New study finds 97% satisfaction for revisionary rhinoplasty.
Is it true that people have revisionary rhinoplasty are often demanding and difficult? A recent report in the September issue of Plastic and Reconstructive Surgery seems to undermine that old stereotype. The author of the report, Mark Constantian, MD, found that 97% of revisionary rhinoplasty patients were satisfied with their new results – and questions whether body dysmorphic disorder (BDD) is as common among these patients as previously assumed.
Dr. Constantian’s report examines his own experiences of 150 secondary procedures. These revisionary rhinoplasties, which took place from 2007 to 2008, involved 121 women and 29 men. The patients underwent between one and eight surgeries, with an average of 3.6 per patient.

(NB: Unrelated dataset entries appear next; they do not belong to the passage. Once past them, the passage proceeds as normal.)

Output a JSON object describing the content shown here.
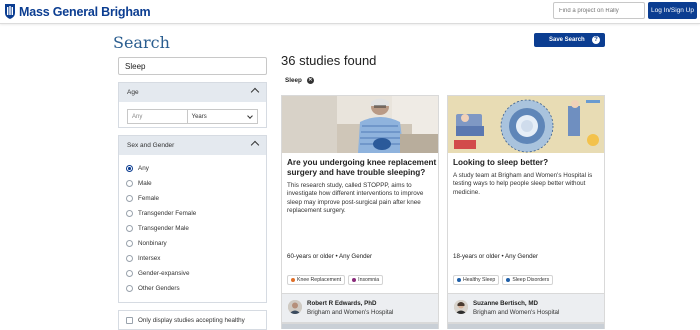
{
  "header": {
    "brand": "Mass General Brigham",
    "search_placeholder": "Find a project on Rally",
    "login_label": "Log In/Sign Up"
  },
  "page": {
    "title": "Search",
    "save_search_label": "Save Search",
    "results_count": "36 studies found",
    "active_filter": "Sleep"
  },
  "sidebar": {
    "search_value": "Sleep",
    "age": {
      "header": "Age",
      "input_placeholder": "Any",
      "unit_selected": "Years"
    },
    "sex_gender": {
      "header": "Sex and Gender",
      "options": [
        "Any",
        "Male",
        "Female",
        "Transgender Female",
        "Transgender Male",
        "Nonbinary",
        "Intersex",
        "Gender-expansive",
        "Other Genders"
      ],
      "selected": "Any"
    },
    "accepting_label": "Only display studies accepting healthy"
  },
  "cards": [
    {
      "title": "Are you undergoing knee replacement surgery and have trouble sleeping?",
      "description": "This research study, called STOPPP, aims to investigate how different interventions to improve sleep may improve post-surgical pain after knee replacement surgery.",
      "meta": "60-years or older • Any Gender",
      "tags": [
        {
          "label": "Knee Replacement",
          "color": "#e0702a"
        },
        {
          "label": "Insomnia",
          "color": "#8a2b7a"
        }
      ],
      "researcher": "Robert R Edwards, PhD",
      "organization": "Brigham and Women's Hospital"
    },
    {
      "title": "Looking to sleep better?",
      "description": "A study team at Brigham and Women's Hospital is testing ways to help people sleep better without medicine.",
      "meta": "18-years or older • Any Gender",
      "tags": [
        {
          "label": "Healthy Sleep",
          "color": "#1f5fa8"
        },
        {
          "label": "Sleep Disorders",
          "color": "#1f5fa8"
        }
      ],
      "researcher": "Suzanne Bertisch, MD",
      "organization": "Brigham and Women's Hospital"
    }
  ],
  "colors": {
    "brand_blue": "#0b3d91",
    "title_blue": "#2a5d8f",
    "panel_header": "#e4e9ef"
  }
}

Why have revisionary rhinoplasty?

  • 41 percent of Dr. Constantian’s patients had revisionary rhinoplasty because of new deformities that they wanted corrected
  • 33 percent felt that the first rhinoplasty had failed to correct the original deformity
  • 15 percent felt that they had lost “personal, familial, or ethnic characteristics” in their noses
  • 1 percent had new or continuing problems with obstructed airflow

Unreasonable? Based on these results, Dr. Constantian concluded that “the majority (90 percent) sought surgery to correct residual or new deformities, to restore personal characteristics than had been lost, or to correct functional complaints… To these patients, the first operation had either been wasted or had done harm.” He judged that only 10 percent of patients were seeking further improvement on an “already acceptable result.”
Demanding and difficult? Dr. Constantian and his staff found that only 14 percent of the patients could be considered demanding. Roughly 20 percent were judged to have possible depression. Once their surgeries were completed, he found that 97 percent of patients were happy with their results.
Body dysmorphic disorder? BDD is a psychiatric disorder in which patients are so concerned about their physical appearance that it interferes with their daily lives. Only three of Dr. Constantian’s 150 patients – a small minority – met the psychological criteria for body dysmorphic disorder. As a result, Dr. Constantian cautions against stereotyping revisionary rhinoplasty patients. In most cases, people want revisionary procedures for legitimate reasons.